I'm looking at things a bit more grumpily than usual as a result. Anyway. Oh yeah, The kid. Right.

He picked up a little pen and started zooming it through the air over his trains. "Who's that?" I asked.
"That's Gimmee," he said, "Gimmee the Flying Sports Engine!"
"What does he do?"
He raised the pen tip and scribbled in the air - "He draws pictures in the sky! And at night he shoots out fireworks!"

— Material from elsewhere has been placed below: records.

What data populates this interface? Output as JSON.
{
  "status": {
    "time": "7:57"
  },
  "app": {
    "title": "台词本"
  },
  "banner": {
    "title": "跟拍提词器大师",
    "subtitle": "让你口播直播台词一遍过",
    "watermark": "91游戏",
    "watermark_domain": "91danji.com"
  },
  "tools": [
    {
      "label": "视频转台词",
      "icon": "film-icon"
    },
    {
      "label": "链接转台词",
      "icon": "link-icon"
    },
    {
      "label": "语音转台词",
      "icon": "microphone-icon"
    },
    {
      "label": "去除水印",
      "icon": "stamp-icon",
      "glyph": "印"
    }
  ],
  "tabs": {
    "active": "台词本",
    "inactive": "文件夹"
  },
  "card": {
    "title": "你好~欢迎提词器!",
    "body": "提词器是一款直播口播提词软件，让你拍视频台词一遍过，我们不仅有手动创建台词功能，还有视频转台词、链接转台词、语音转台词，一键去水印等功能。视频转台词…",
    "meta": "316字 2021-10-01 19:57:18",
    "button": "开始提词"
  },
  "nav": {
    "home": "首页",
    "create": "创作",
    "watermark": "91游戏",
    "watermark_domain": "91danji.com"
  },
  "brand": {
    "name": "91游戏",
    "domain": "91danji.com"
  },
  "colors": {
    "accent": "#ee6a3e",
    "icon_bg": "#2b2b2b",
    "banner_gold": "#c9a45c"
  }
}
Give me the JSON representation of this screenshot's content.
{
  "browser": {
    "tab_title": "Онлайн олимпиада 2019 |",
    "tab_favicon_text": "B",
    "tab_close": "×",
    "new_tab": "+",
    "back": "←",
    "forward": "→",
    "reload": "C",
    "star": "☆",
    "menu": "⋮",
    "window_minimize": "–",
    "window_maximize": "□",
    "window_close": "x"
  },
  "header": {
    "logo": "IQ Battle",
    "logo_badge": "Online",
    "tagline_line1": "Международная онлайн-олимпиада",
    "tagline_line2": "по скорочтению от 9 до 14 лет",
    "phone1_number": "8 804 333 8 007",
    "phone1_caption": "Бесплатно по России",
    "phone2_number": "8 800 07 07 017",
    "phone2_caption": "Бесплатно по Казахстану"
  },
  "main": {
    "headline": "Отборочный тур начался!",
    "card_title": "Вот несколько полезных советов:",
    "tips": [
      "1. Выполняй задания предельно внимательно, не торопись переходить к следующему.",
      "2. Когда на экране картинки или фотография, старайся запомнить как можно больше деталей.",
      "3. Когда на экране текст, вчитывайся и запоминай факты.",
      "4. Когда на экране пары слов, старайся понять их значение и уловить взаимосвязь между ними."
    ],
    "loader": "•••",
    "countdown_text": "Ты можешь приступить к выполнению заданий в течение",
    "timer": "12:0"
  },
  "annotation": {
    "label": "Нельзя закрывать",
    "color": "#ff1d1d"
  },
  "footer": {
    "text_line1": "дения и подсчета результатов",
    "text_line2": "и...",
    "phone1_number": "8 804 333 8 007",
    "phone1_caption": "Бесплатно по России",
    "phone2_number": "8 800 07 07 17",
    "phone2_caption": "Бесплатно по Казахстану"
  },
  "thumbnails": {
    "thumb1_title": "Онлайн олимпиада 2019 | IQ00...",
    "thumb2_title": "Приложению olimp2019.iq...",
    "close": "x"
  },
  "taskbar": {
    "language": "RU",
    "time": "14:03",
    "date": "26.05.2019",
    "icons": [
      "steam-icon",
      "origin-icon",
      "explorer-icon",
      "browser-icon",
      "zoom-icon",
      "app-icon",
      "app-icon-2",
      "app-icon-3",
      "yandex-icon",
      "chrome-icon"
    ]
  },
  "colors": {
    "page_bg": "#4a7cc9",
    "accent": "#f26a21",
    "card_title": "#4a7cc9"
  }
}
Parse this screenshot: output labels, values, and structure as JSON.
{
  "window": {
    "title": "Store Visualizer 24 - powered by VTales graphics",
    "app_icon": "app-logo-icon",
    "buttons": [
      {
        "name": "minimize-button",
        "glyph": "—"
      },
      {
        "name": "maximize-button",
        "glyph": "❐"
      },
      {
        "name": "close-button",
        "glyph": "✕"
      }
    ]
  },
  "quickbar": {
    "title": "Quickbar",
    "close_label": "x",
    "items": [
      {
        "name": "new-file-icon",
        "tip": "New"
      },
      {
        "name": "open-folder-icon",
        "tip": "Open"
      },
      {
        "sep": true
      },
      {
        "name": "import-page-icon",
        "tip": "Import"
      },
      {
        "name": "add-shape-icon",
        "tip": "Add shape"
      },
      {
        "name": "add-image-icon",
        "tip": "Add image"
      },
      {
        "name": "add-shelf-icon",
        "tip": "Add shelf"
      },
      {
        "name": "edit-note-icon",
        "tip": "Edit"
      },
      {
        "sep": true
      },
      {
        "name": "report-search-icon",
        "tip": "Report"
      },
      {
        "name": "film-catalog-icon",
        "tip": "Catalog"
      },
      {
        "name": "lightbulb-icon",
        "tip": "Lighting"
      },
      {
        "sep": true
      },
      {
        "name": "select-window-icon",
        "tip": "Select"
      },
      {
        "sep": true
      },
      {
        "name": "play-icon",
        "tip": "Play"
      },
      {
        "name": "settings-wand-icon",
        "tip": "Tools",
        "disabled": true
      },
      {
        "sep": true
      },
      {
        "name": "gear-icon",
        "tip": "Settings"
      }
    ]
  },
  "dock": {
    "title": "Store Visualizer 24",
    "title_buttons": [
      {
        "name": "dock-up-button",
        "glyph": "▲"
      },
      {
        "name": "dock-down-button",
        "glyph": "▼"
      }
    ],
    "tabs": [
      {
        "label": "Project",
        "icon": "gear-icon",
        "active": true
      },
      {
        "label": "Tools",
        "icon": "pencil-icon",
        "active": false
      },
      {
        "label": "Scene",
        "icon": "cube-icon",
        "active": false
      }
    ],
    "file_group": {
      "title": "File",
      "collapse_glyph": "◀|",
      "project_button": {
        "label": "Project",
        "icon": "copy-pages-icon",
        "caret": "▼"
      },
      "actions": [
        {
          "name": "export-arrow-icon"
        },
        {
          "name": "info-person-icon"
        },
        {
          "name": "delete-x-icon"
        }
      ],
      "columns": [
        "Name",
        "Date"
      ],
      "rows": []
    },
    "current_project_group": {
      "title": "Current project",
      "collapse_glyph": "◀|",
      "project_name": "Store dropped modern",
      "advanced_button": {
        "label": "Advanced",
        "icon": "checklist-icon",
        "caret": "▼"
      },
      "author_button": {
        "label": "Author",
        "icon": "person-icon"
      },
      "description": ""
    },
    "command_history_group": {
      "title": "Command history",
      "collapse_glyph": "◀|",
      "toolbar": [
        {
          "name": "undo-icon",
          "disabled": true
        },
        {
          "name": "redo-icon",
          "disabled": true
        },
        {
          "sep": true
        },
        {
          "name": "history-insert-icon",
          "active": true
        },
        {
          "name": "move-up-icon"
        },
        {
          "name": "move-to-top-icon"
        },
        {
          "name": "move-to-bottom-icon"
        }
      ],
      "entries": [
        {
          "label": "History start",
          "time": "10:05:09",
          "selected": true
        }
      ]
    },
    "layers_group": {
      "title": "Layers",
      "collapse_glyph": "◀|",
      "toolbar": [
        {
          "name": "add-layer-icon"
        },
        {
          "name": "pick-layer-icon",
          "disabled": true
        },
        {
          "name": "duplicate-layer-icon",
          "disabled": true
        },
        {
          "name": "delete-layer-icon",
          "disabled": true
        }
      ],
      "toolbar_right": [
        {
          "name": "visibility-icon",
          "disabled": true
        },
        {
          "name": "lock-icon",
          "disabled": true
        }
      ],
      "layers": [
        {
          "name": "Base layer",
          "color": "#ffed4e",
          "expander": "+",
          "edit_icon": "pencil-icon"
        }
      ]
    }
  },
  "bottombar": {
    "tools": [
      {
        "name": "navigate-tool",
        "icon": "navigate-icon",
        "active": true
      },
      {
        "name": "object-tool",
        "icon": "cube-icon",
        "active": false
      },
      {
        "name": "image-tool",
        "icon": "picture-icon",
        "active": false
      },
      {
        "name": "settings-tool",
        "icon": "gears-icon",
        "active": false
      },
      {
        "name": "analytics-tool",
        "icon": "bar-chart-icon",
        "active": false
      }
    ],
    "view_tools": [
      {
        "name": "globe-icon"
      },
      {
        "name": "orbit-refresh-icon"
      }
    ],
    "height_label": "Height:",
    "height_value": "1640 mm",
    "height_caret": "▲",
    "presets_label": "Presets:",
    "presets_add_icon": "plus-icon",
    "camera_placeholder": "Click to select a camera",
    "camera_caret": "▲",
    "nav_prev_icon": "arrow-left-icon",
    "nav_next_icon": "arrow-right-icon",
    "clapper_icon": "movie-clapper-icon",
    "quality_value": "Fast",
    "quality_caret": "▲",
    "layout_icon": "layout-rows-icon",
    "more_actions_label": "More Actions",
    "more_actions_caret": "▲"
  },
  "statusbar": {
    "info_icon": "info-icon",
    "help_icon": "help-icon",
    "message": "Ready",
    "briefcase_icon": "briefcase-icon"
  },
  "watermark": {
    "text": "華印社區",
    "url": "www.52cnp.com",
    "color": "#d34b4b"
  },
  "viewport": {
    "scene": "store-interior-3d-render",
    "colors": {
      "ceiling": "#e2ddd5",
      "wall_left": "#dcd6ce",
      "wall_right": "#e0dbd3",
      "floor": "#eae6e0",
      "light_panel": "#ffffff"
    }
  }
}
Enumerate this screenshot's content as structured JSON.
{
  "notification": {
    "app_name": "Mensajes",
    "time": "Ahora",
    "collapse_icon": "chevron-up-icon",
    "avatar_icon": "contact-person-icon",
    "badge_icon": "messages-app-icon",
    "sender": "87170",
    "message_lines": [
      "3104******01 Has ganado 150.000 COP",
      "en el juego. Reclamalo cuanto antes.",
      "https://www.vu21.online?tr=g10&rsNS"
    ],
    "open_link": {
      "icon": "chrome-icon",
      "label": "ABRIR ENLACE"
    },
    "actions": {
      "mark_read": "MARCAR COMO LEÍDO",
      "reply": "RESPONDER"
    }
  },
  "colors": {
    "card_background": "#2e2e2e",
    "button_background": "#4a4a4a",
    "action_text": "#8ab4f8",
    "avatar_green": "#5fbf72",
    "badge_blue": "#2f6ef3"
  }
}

We've been dreading harsh language creeping into his conversation knowing of course that some is inevitable.
The phrase "Shut Up!" may not sound harsh but it is kind of rough and mean, the only exception I can think of is:
"Shut UP!" used as in "You've GOT to be kidding!"
But Isaac hears the little engines in the Thomas stories telling each other to shut up and it finally came out of his mouth the other day while playing with his trains - and it made me laugh out loud. As usual he was lying across the tracks having engine encounters and suddenly I heard him say:

"Shut up, suggested James"


That's My Towel
We have a little game we play that is right out of the wolf or dog play book, it's called. that's my towel
This morning he said "Daddy can we play that's my towel?"
I threw him a towel and he grabbed it and I ran after grabbing it it too yelling "Hey, that's my towel!"
and he says, "NO it's MY towel"
and we both pull on it and growl and assert towel ownership over and over while running from room to room.
Try it with a loved one this weekend!